300 million light years away from our planet scientists observed how a star becomes supermassive black hole snack, causing jets of material to emerge in the aftermath.
The spectacle is almost unique, with only twenty such instances recorded in time. The uniqueness of this particular event is embedded in the timeliness of the observations. Sjoert van Velzen, Hubble fellow and lead scientist on the study coordinated the international team composed of researchers from Australia, Great Britain, the U.S. and the Netherlands. The team observed the supermassive black hole as it snacked on the star. Soon after, the data was interpreted and the study revealing the process was published in the Science journal.
Supermassive black holes are thought to lie at the center of the majority of massive galaxies. According to the scientific team, the supermassive black hole studied this time is located at the center of a massive galaxy 300 million light years away from Earth. It is approximately one million times larger than our Sun. Nonetheless, the supermassive black hole can swallow a shred a massive star in no time.
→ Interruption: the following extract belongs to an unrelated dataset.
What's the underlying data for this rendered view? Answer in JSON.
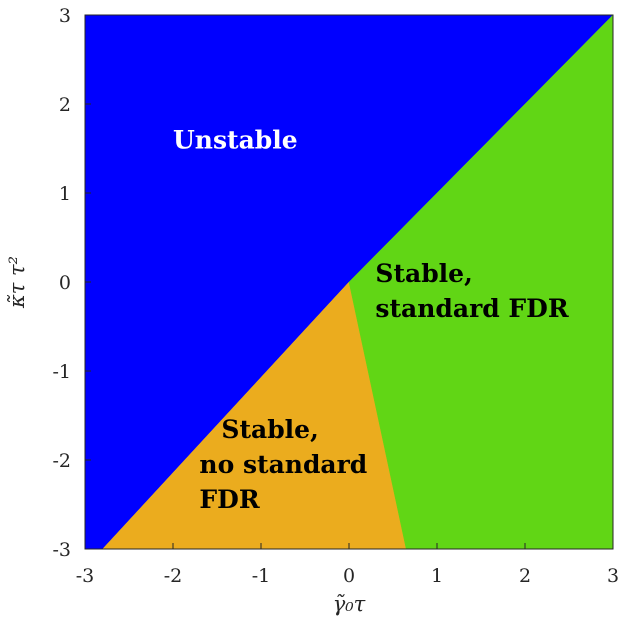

The first time scientists observed that a star becomes supermassive black hole snack was back in December 2014. At the time, the scientific team with the Ohio State University tweeted the event immediately, which caught Sjoert van Velzen’s attention.
Gathering up the team, more data stemming from a variety of observation instruments was collected. Both satellites and telescopes collected optical, radio and X-ray data on the supermassive black hole shredding the star to piece and the resulting accretion disk. A stunning puzzle of multi-wavelength data recreated the event piece by piece.
Thanks to the timely approach, the international scientific team could witness stellar destruction and the following months of the accretion disk forming in detail. According to van Velzen, such events are very rare.
Black holes are known to be swaths of space where matter is so densely packed that the gravitational forces at play are halting any matter, light or gas from getting out. This makes them invisible in addition to creating a void in that space area.
For a long time scientists have theorized that if a large amount of gas is forcefully pulled in by a black hole, then the plasma moving rapidly could escape the rim of the black hole. As the scientific team observed how a star becomes supermassive black hole snack and the conical accretion disk formation afterwards, the event confirmed the hypothesis.